With 63pc of Pakistan’s overall exports: Textile sector stays dominant contributor
ISLAMABAD: The country’s textile sector remained the dominant contributor, with exports reaching USD3.21 billion during the first two months (July-August) 2025-26, representing a strong 10 percent growth over FY25 and accounting for nearly 63 percent of Pakistan’s total exports.
According to Pakistan Textile Council (PTC), textile exports in August 2025 also faced a downturn, falling 7 percent year-on-year and 9 percent month-on-month. Within textile and apparel exports, performance varied across product categories.
Trend analysis of Chapters 50–60 (traditional textiles) showed a persistent decline, with exports falling from USD685 million in 2021–22 July–August to USD523 million in 2025–26.
However, in August 2025, a 9 percent month-on-month increase has been observed from July 2025. In contrast, Chapters 61–63 (value-added textiles) rose from USD2.28 billion in 2021–22 to USD2.69 billion in 2025–26 (+17.9 percent), reflecting a CAGR of 4.2 percent. Growth has been shown by knitwear (+16.8 percent), non-knit apparel (+10.5 percent), and other made-up articles (+10.4 percent), which collectively increased by 12.6 percent in 2025–26, underscoring the sector’s pivot toward value addition.

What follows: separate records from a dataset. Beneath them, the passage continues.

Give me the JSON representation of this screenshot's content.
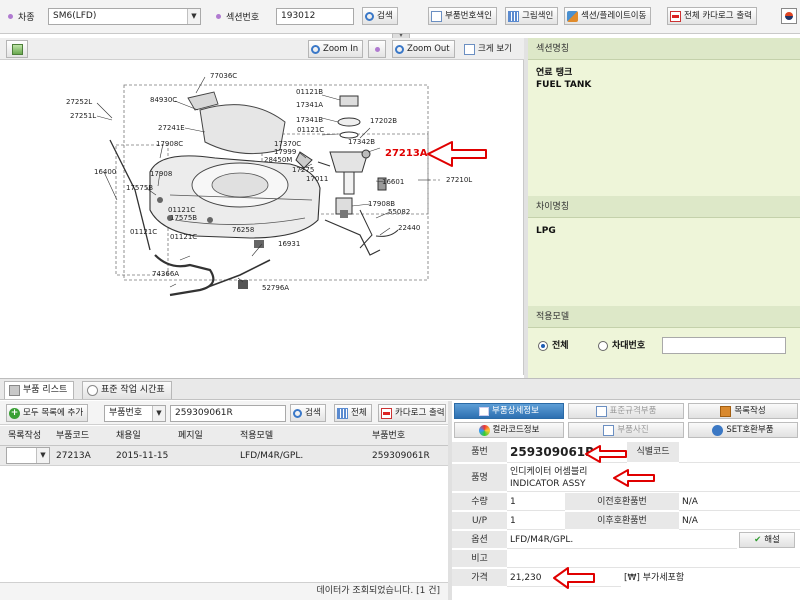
{
  "toolbar": {
    "car_label": "차종",
    "car_value": "SM6(LFD)",
    "section_label": "섹션번호",
    "section_value": "193012",
    "search_btn": "검색",
    "part_index_btn": "부품번호색인",
    "image_index_btn": "그림색인",
    "section_move_btn": "섹션/플레이트이동",
    "print_catalog_btn": "전체 카다로그 출력"
  },
  "diagram_toolbar": {
    "zoom_in": "Zoom In",
    "zoom_out": "Zoom Out",
    "large_view": "크게 보기"
  },
  "diagram": {
    "labels": [
      "77036C",
      "84930C",
      "27252L",
      "27251L",
      "27241E",
      "17908C",
      "16400",
      "17908",
      "17575B",
      "01121C",
      "17575B",
      "01121C",
      "01121C",
      "74366A",
      "76258",
      "16931",
      "52796A",
      "01121B",
      "17341A",
      "17341B",
      "01121C",
      "17202B",
      "17342B",
      "17370C",
      "17999",
      "28450M",
      "17275",
      "17011",
      "16601",
      "27210L",
      "17908B",
      "55082",
      "22440"
    ],
    "highlight_label": "27213A"
  },
  "info": {
    "section_name_header": "섹션명칭",
    "section_name_ko": "연료 탱크",
    "section_name_en": "FUEL TANK",
    "variant_header": "차이명칭",
    "variant_value": "LPG",
    "model_header": "적용모델",
    "option_all": "전체",
    "option_vin": "차대번호",
    "vin_value": ""
  },
  "tabs": {
    "parts_list": "부품 리스트",
    "labor_time": "표준 작업 시간표"
  },
  "list": {
    "add_all_btn": "모두 목록에 추가",
    "filter_select": "부품번호",
    "filter_value": "259309061R",
    "search_btn": "검색",
    "all_btn": "전체",
    "catalog_btn": "카다로그 출력",
    "columns": [
      "목록작성",
      "부품코드",
      "채용일",
      "폐지일",
      "적용모델",
      "부품번호"
    ],
    "rows": [
      {
        "check": "",
        "code": "27213A",
        "adopt": "2015-11-15",
        "abolish": "",
        "model": "LFD/M4R/GPL.",
        "part": "259309061R"
      }
    ],
    "status": "데이터가 조회되었습니다. [1 건]"
  },
  "detail": {
    "btn_detail": "부품상세정보",
    "btn_standard": "표준규격부품",
    "btn_catalog": "목록작성",
    "btn_color": "컬라코드정보",
    "btn_photo": "부품사진",
    "btn_set": "SET호환부품",
    "part_no_label": "품번",
    "part_no_value": "259309061R",
    "ident_label": "식별코드",
    "ident_value": "",
    "name_label": "품명",
    "name_ko": "인디케이터 어셈블리",
    "name_en": "INDICATOR ASSY",
    "qty_label": "수량",
    "qty_value": "1",
    "prev_label": "이전호환품번",
    "prev_value": "N/A",
    "up_label": "U/P",
    "up_value": "1",
    "next_label": "이후호환품번",
    "next_value": "N/A",
    "option_label": "옵션",
    "option_value": "LFD/M4R/GPL.",
    "decode_btn": "해설",
    "note_label": "비고",
    "note_value": "",
    "price_label": "가격",
    "price_value": "21,230",
    "price_unit": "[₩] 부가세포함"
  }
}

Textiles: investment falls even as orders peak
Pakistan’s overall exports in July-August FY25-26 stood at USD5.1 billion, showing a modest increase of 0.65 percent compared to the same period of FY24-25.
However, in August 2025, exports declined by 12.5 percent year-on-year and 10 percent on a month-on-month, underscoring short-term volatility despite long-term growth momentum.
However, in August 2025 alone, exports were recorded at USD1.25 billion, reflecting a 7 percent year on-year decline compared to August 2024 (USD1.35 billion) and a 13 percent month-on-month decline from (USD1.43 billion) July 2025.
The sector has the capacity to grow at a significantly higher CAGR, which is not being realized due to uncompetitive energy tariffs and wage policies compared with competitor countries.
Export destinations also offered a mixed performance. The European Union (EU) remained the largest market at USD1.3 billion, showing stable growth, followed by the United States at USD878 million, where exports have remained largely unchanged over the past five years.
The United Kingdom recorded a steady increase to $309 million, while exports to Bangladesh and the UAE reached USD121 million and USD101 million respectively.
Bangladesh’s imports largely consist of raw materials such as yarn and fabrics, while the UAE market displayed volatility across both apparel and fabric lines.
These trends confirm the EU’s enduring importance as Pakistan’s anchor market, while also exposing the risks of over-reliance on a narrow set of destinations.
The PTC’s monthly report of “Pakistan textile and apparel exports” has highlighted that while Pakistan’s textile exports are showing resilience and growth in value-added categories, persistent declines are being observed in cotton and other traditional textiles.
Strategic emphasis on provision of regionally competitive energy prices and wage policies, rationalization of tax rates, provision of affordable financing for costs related to compliance, diversification, innovation, and supportive trade policies will be critical for picking up export momentum and enhancing global market share.
The PTC has recommended the following policy interventions: (i) regionally competitive, predictable energy pricing for export-oriented industries; (ii) liquidity and tax friction removal; (iii) reduction in taxes, 72-hour automated refunds (risk-based post-audit), zero-rating of inputs via the Export Facilitation Scheme (EFC); (iv) alignment of wage and overtime regulations with practices in key competitor countries (eg, Bangladesh) to restore cost competitiveness; (v) time-bound incremental export rebate tied to value addition, compliance to SDGs and ESG requirements; (vi) structural reforms to improve cotton quality and yield, support for spinning and weaving sector by reducing cost of doing business in Pakistan; (vii) strengthening of EXIM Bank, enhancement in limits of EFS and LTFF and provision of financing schemes to support innovation, renewable/sustainable energy, green projects and related investments; and (viii) 5-year export/textile & apparel/industrial policy with legal cover (no ad-hoc SROs), and transparent monitoring of implementation of policies by publishing KPIs on monthly basis.